Call it the burning Bush.

The co-founder of Ben & Jerry's (search) Ice Cream is on the road, towing a 12-foot-tall effigy of President Bush with fake flames shooting out of the pants.

Ben Cohen (search) says it's an acceptable way to point out what he calls the president's lies.

"In a polite society, you don't go up to a person and look at them in the face and say, 'You're a liar,"' Cohen said in a telephone interview before arriving in Spokane, the next stop on the Pants on Fire Tour (search).

"We think it's a lot more dignified and there's a lot more decorum to say, 'Excuse me sir, your pants are getting a little warm, don't you think?"' Cohen said.

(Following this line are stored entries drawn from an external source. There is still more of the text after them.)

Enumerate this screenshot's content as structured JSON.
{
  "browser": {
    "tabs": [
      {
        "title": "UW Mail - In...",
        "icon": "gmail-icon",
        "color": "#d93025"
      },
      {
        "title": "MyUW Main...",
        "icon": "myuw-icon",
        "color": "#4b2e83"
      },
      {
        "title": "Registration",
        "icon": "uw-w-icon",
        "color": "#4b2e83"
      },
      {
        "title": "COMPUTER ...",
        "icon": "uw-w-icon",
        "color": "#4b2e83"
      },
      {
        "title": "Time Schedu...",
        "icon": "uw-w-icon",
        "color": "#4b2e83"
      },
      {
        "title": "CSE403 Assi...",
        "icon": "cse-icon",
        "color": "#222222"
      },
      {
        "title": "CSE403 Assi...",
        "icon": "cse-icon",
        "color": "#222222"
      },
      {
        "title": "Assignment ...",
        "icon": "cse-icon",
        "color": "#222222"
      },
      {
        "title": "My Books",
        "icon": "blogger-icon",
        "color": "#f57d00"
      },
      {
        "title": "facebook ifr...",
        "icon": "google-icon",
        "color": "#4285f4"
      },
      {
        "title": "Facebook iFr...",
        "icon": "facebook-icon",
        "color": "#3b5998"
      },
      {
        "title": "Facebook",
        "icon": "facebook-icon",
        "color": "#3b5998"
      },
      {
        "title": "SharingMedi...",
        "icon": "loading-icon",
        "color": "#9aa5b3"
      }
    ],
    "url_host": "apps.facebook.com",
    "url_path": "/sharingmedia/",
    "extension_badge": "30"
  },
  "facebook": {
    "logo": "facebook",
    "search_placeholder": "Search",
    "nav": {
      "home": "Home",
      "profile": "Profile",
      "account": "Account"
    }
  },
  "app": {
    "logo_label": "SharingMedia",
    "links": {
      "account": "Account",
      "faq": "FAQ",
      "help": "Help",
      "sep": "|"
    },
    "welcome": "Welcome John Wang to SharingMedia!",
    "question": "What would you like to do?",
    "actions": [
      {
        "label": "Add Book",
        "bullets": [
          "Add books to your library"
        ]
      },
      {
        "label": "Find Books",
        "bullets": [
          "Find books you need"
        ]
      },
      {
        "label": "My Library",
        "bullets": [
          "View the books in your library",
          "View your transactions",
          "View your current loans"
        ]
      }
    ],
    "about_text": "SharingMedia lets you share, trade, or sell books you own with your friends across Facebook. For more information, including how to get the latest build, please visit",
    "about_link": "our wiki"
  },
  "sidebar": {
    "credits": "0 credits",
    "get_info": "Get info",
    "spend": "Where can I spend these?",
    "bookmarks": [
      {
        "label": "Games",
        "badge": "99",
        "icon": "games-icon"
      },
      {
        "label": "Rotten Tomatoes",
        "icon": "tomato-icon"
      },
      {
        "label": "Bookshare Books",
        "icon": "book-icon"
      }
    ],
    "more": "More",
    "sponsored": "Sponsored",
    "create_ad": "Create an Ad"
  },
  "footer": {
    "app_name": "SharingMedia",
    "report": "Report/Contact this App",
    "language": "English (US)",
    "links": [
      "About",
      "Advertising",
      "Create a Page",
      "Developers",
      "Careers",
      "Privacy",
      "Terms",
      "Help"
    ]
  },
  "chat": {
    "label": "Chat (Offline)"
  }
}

The "PantsOnFire-Mobile" is a trailer pulled behind a car. The Bush character wears a flight suit with the words "Mission Accomplished" emblazoned on the back, a reference to the president's declaration aboard the deck of an aircraft carrier that major hostilities had ended in Iraq. An electronic ticker on the front displays what Cohen says are Bush's lies.

The head is a rotating cylinder with various Bush facial expressions.

White House spokesman Ken Lisaius said most people in America support Bush's policies, and that the president supports free speech.

"The president welcomes the fact that we live in a democracy and that people in this country are free to make their own opinions known," Lisaius said.

Ben & Jerry's pioneered "mobile promotions" when Cohen and co-founder Jerry Greenfield took a recreational vehicle across the country and doled out ice cream on a nationwide "scooping tour," in lieu of expensive national advertising. The same concept is at work with the PantsOnFire-Mobile, Cohen said.

The project is run by volunteers. Cohen flies to a town to train a crew of drivers, teaching them things like how to crank up the smoke machine. Volunteers come from an Internet organization Cohen founded called TrueMajority.org, which he said has 500,000 members.

The Web site, which sends out liberal action calls to subscribers, is not affiliated with Ben & Jerry's Ice Cream. In 2000, international conglomerate Unilever purchased the ice cream company. Cohen and co-founder Jerry Greenfield now serve as "ambassadors" for the company.

Reaction to the effigy across the country has been overwhelmingly positive, Cohen said, so much so that he has commissioned a second one to tour.

Portraying flames shooting out of the pants of the president isn't disrespectful, Cohen argued.

"I believe that it's disrespectful of the president to essentially lead the country based on lies," he said. "If that happens, then I believe it's actually our patriotic duty to make people aware of it."

The PantsOnFire-Mobile will spend two weeks in Spokane before rolling off to Seattle. The tour began last November on Long Island, N.Y., and will continue until the Nov. 2 elections. It has been to Florida, Texas, Arizona and Colorado.